Since our first report, the Russian government has invaded Ukraine, an event that has illuminated our understanding of Russia’s capabilities and shortcomings as they relate to military strength and cyber capacity. For example, a series of leaks about the cybercriminal groups Conti and Trickbot (Wizard Spider) provided an unprecedented look at the relationship between these groups and the state. The conflict has given rise to self-described hacktivists conducting pro-Russian attacks purportedly motivated by patriotic interest; in some cases, however, it is likely that such groups are providing the Russian government with plausible deniability.
The Russian Invasion of Ukraine
The February 2022 Russian invasion of Ukraine has resulted in a broader humanitarian crisis in Europe as well as heightened international tensions. A number of pro-Russian threat actor groups, as well as some previously unseen entities from within the cybercriminal ecosystem, have participated in the conflict, which Russia has conducted across the physical, information, and cyber domains. The war has already seen large-scale distributed denial-of-service attacks (DDoS), website defacements, phishing and spam campaigns, malware deployment, and wiper attacks against numerous Ukrainian entities in both the government and private sector.
Russian Cybercrime in Cyber Warfare
The Russian intelligence services’ recruitment of highly skilled computer programmers, network specialists, and other technologically savvy personnel dates back to at least the 1990s, according to a Meduza report published on December 12, 2019. In this report, an FSB officer is quoted as suggesting that as soon as hackers achieve a certain level of success, they are targeted for recruitment: “In [the FSB officer’s] words, as soon as ‘the first technical college student from a humble background brought a Ferrari out onto the streets of Moscow’, FSB agents started recruiting — both getting the cybercrime business under control and making it their own”.
In his 2019 book “Intrusion: A Brief History of Russian Hackers”, Daniil Turovsky quoted an unnamed Russian hacker who provided an account of the associations between the criminal underground and the Russian intelligence services. According to the hacker, the Center for Information Security at the Russian Federal Security Service (CIB FSB) had limited technical staff, so it often brought in outside specialists, reportedly going so far as to hide some hackers in safe houses.
Andrei Soldatov, a Russian investigative journalist and co-author of “The Red Web”, a book about the Kremlin’s online activities, said that while the Russian government’s tactic of outsourcing cyber operations to various groups helps distance themselves (and ultimately provides deniability), it also left them vulnerable to hackers running amok.

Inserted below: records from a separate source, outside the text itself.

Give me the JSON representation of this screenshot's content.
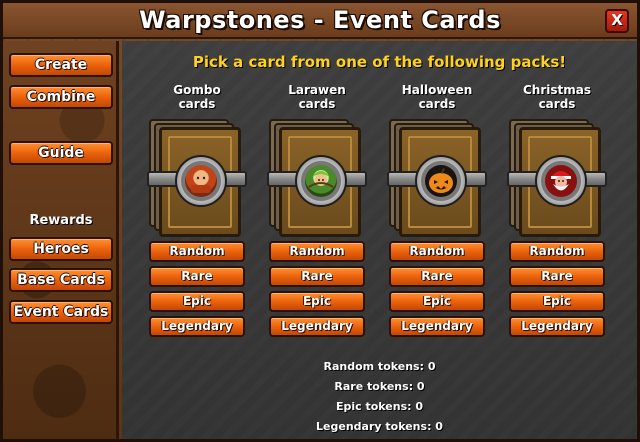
{
  "window": {
    "title": "Warpstones - Event Cards",
    "close_label": "X"
  },
  "sidebar": {
    "create_label": "Create",
    "combine_label": "Combine",
    "guide_label": "Guide",
    "rewards_label": "Rewards",
    "heroes_label": "Heroes",
    "base_cards_label": "Base Cards",
    "event_cards_label": "Event Cards"
  },
  "main": {
    "instruction": "Pick a card from one of the following packs!",
    "packs": [
      {
        "name_line1": "Gombo",
        "name_line2": "cards",
        "icon": "warrior-hero-icon"
      },
      {
        "name_line1": "Larawen",
        "name_line2": "cards",
        "icon": "archer-hero-icon"
      },
      {
        "name_line1": "Halloween",
        "name_line2": "cards",
        "icon": "pumpkin-icon"
      },
      {
        "name_line1": "Christmas",
        "name_line2": "cards",
        "icon": "santa-icon"
      }
    ],
    "buttons": {
      "random": "Random",
      "rare": "Rare",
      "epic": "Epic",
      "legendary": "Legendary"
    },
    "tokens": {
      "random": "Random tokens: 0",
      "rare": "Rare tokens: 0",
      "epic": "Epic tokens: 0",
      "legendary": "Legendary tokens: 0"
    }
  },
  "colors": {
    "accent_orange": "#e85f0a",
    "instruction_yellow": "#ffd21f",
    "close_red": "#d02a14",
    "panel_gray": "#3a3a3a",
    "frame_brown": "#6a3c1c"
  }
}
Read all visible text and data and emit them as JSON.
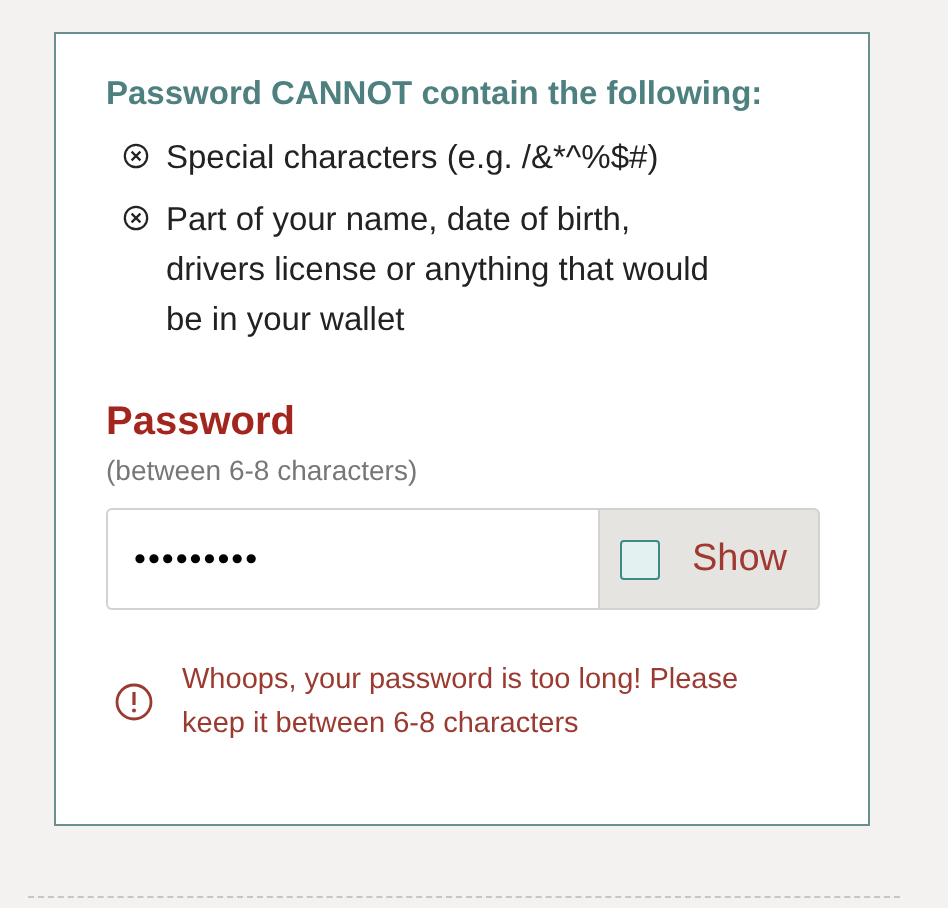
{
  "rules": {
    "heading": "Password CANNOT contain the following:",
    "items": [
      {
        "text": "Special characters (e.g. /&*^%$#)"
      },
      {
        "text": "Part of your name, date of birth, drivers license or anything that would be in your wallet"
      }
    ]
  },
  "password": {
    "label": "Password",
    "hint": "(between 6-8 characters)",
    "value": "•••••••••",
    "show": {
      "label": "Show",
      "checked": false
    },
    "error": "Whoops, your password is too long! Please keep it between 6-8 characters"
  }
}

Russian Cybercrime in Foreign Policy
In September 2021, around the time we released our initial Dark Covenant report, we identified a shift in calculus following recent high-profile ransomware attacks and subsequent intergovernmental consultations between the US and Russia. At the time, high-profile ransomware attacks against Colonial Pipeline, JBS, and Kaseya led the US to increase pressure on the Russian government to take action against the cybercriminal groups behind this activity. Around this time, the administrators of 2 major Russian-language forums, Exploit and XSS, quickly banned ransomware topics on their criminal underground platforms, likely as a result of the increased pressure. However, ransomware activities persist in the form of “initial access” and “data leak” brokerage services. Moreover, the DarkSide, REvil, and Avaddon ransomware families halted extortionist activities right before or days after the first meeting between US president Joe Biden and Russian president Vladimir Putin on June 16, 2021, in Geneva, Switzerland. This pause was only temporary, as ransomware attacks continued in 2022, including attacks affecting critical infrastructure targets in the energy sector and transportation entities in Europe (1, 2, 3).